The complex interaction between dopants and oxygen vacancies (Vo) in metal oxides is crucial for enhancing the adsorption and electron transfer processes of Li‐O2 batteries. However, the synergetic mechanism among Vo, dopants, and the host matrix remains unclear. Herein, Ru single‐atom‐modified TiO2 nanorod (Ru1‐TiO2‐x) with abundant Vo were fabricated, serving as an efficient catalyst for Li‐O2 batteries. Experimental and theoretical investigations have demonstrated that Vo as an "electron pump", facilitating electron itinerant behavior, while Ru1 serves as an "electron buffer" to further activate the [Ru‐O‐Ti] electronic chain, implements the Li‐O2 batteries highly active and stable in the process of circulation two‐way self‐adjusting characteristics. Consequently, the Ru1‐TiO2‐x‐based Li‐O2 batteries exhibit an ultra‐low charge polarization and stable performance.
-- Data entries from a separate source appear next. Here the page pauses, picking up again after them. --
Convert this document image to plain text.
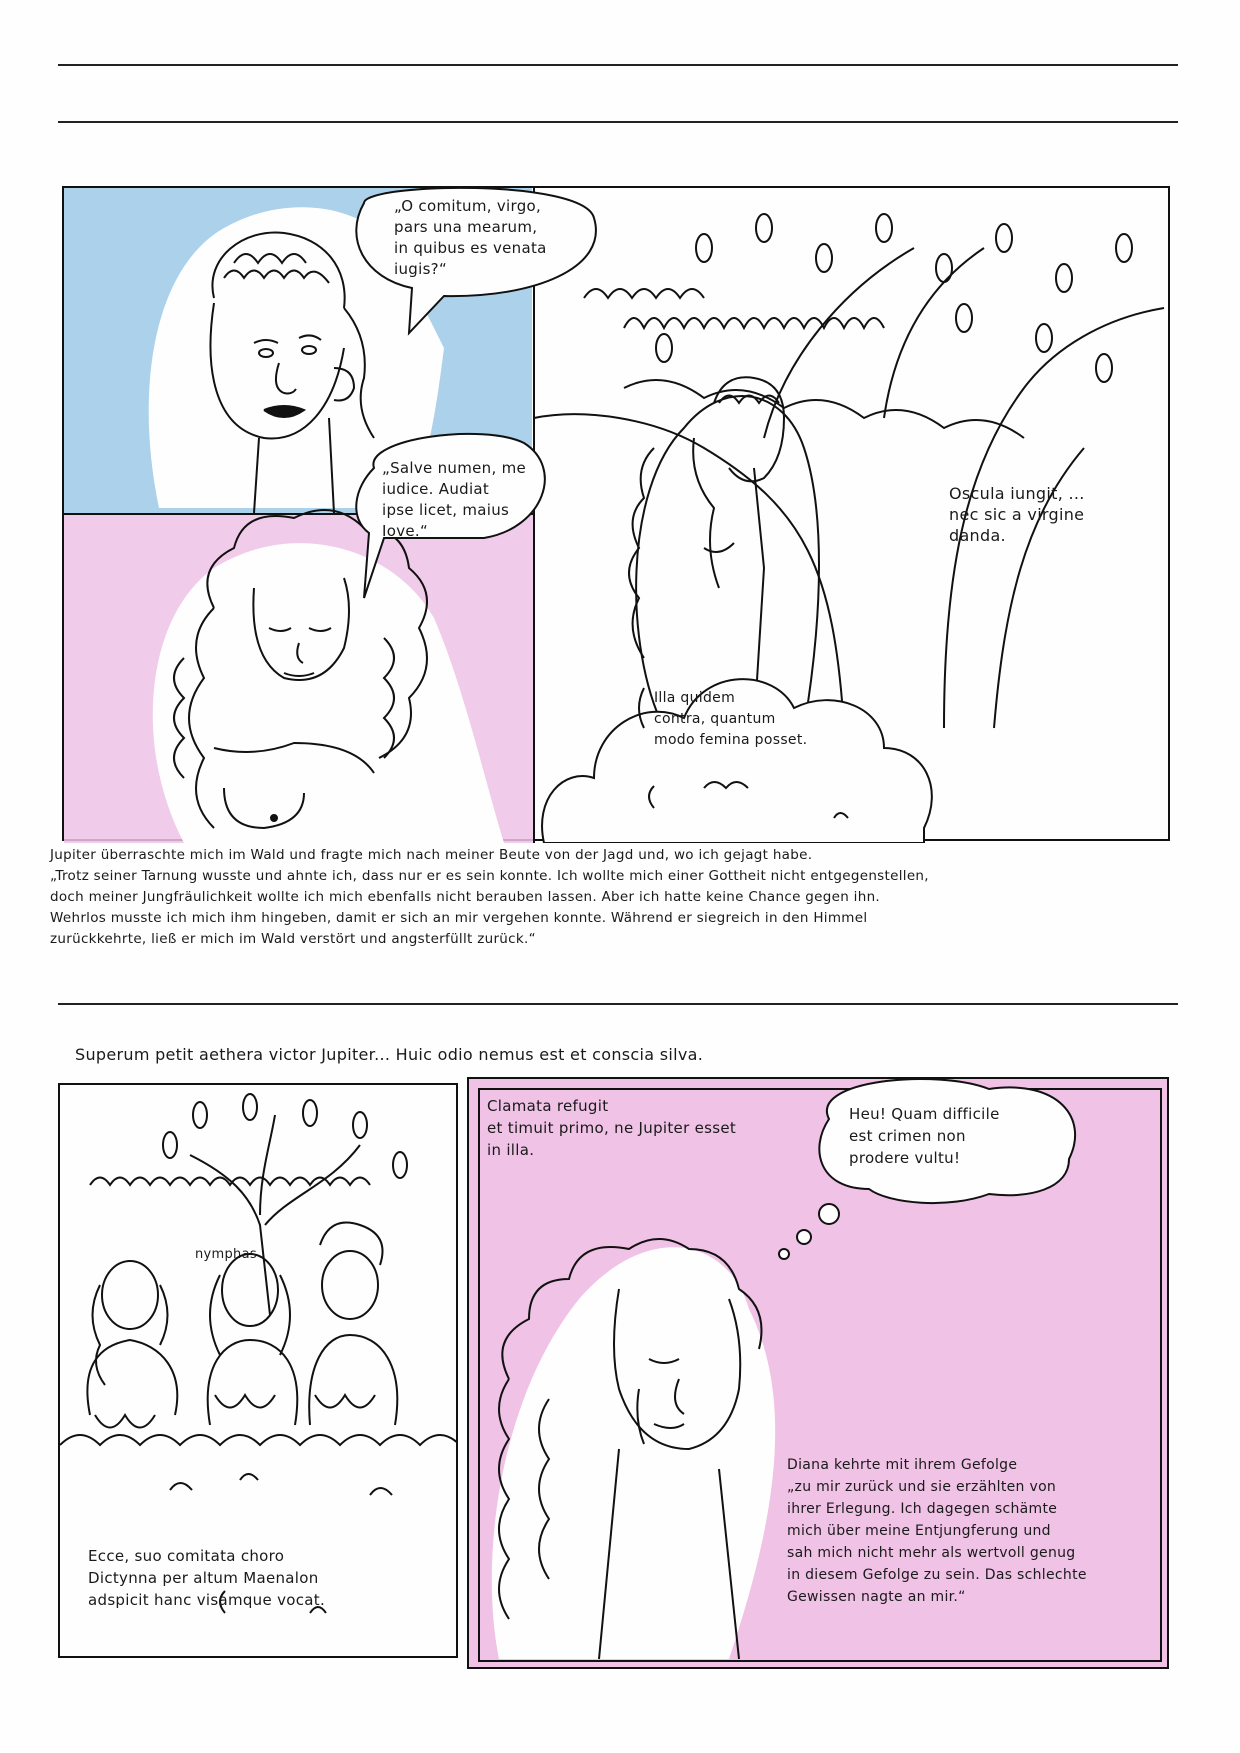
„O comitum, virgo,
pars una mearum,
in quibus es venata
iugis?“
„Salve numen, me
iudice. Audiat
ipse licet, maius
Iove.“
Oscula iungit, ...
nec sic a virgine
danda.
Illa quidem
contra, quantum
modo femina posset.
Jupiter überraschte mich im Wald und fragte mich nach meiner Beute von der Jagd und, wo ich gejagt habe.
„Trotz seiner Tarnung wusste und ahnte ich, dass nur er es sein konnte. Ich wollte mich einer Gottheit nicht entgegenstellen,
doch meiner Jungfräulichkeit wollte ich mich ebenfalls nicht berauben lassen. Aber ich hatte keine Chance gegen ihn.
Wehrlos musste ich mich ihm hingeben, damit er sich an mir vergehen konnte. Während er siegreich in den Himmel
zurückkehrte, ließ er mich im Wald verstört und angsterfüllt zurück.“
Superum petit aethera victor Jupiter... Huic odio nemus est et conscia silva.
nymphas
Ecce, suo comitata choro
Dictynna per altum Maenalon
adspicit hanc visamque vocat.
Clamata refugit
et timuit primo, ne Jupiter esset
in illa.
Heu! Quam difficile
est crimen non
prodere vultu!
Diana kehrte mit ihrem Gefolge
„zu mir zurück und sie erzählten von
ihrer Erlegung. Ich dagegen schämte
mich über meine Entjungferung und
sah mich nicht mehr als wertvoll genug
in diesem Gefolge zu sein. Das schlechte
Gewissen nagte an mir.“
Vo and Ru1 synergistically coordinate their control over the d‐band center at the Ti site to establish a flexible and tunable Ru‐Ti dual active site. This adjustment effectively balances the binding strength with the interface oxygen intermediate (*O), thereby significantly reducing the activation barrier. The Hamiltonian layout further revealed the crucial role of remote orbital coupling in maintaining the structural stability. This study provides insights into Vo‐dependent electron transfer kinetics and introduces new strategies for activating catalytically inert materials.